Since TR4’s detection in Peru, Pocasangre noticed that large-scale buyers and distributors have been discriminating against bananas coming from infected areas, suddenly dropping orders from small-scale farmers, maybe for fear of being associated with an infected land. The banana fruit carries no disease, but this discriminatory trend is hitting farmers hard.

The underlying problem, researchers point out, is our food system’s reliance on monoculture. Similar examples abound, from olive trees in Southern Italy to orange trees in Florida.

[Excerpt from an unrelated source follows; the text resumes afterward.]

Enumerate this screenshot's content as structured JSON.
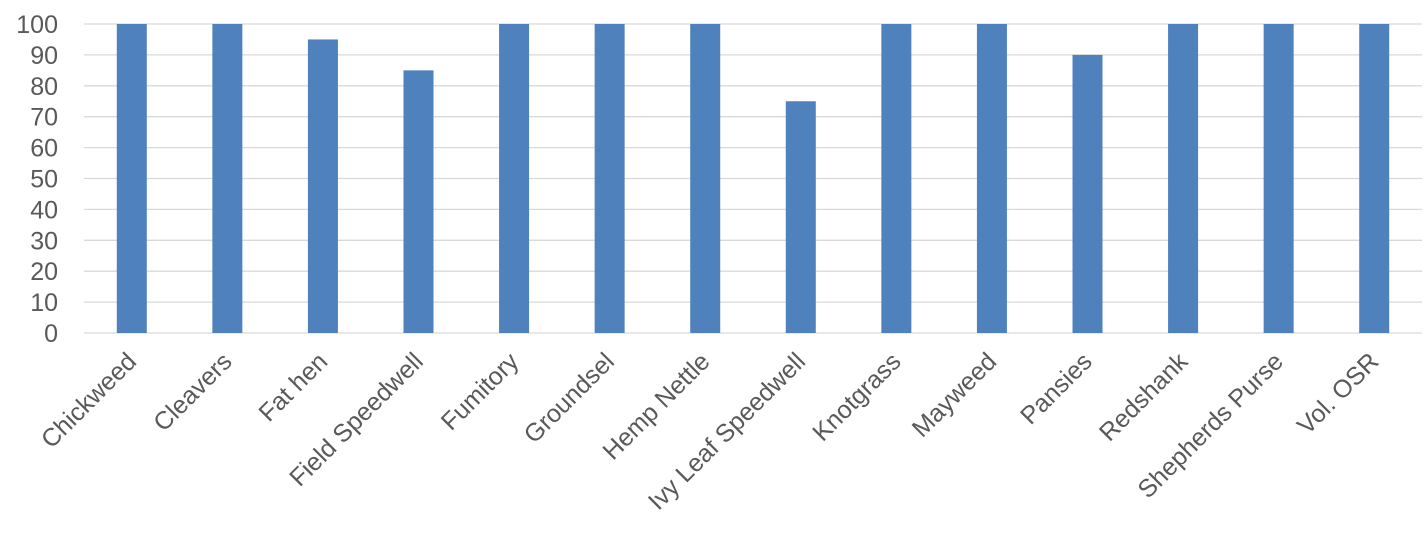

Perhaps, then, we should look to countries like Uganda, where there are about 95 varieties of banana, with most small-scale farmers growing several types on their lands. According to Edie Mukiibi, a Ugandan banana farmer and the president of Slow Food International, a non-profit organization protecting local foods and traditions, this kind of biodiversity can save farmers from economic collapse. Although TR4 has not yet been detected in Uganda, the previous strains have—and Ugandan farmers have learned how to live with them.

“This is the beauty of planting different varieties [following] our traditional system, because we know different bananas respond differently to different environmental problems,” Mukiibi says. “At the end of the day, you will still have some bananas to feed your family, you will have some bananas to take to the market, and then life will go on.” 

Bubici believes that African banana biodiversity can play an essential role in the containment of the pathogen’s spread, but only in specific local scenarios like Uganda, where bananas are a staple food and part of the culture. 

Of course, Uganda alone cannot provide bananas to the whole world. But if other countries followed its example—trading in unsustainable monocultures for the long-lasting benefits of biodiversity—we just might ensure the long-term survival of our beloved yellow fruits.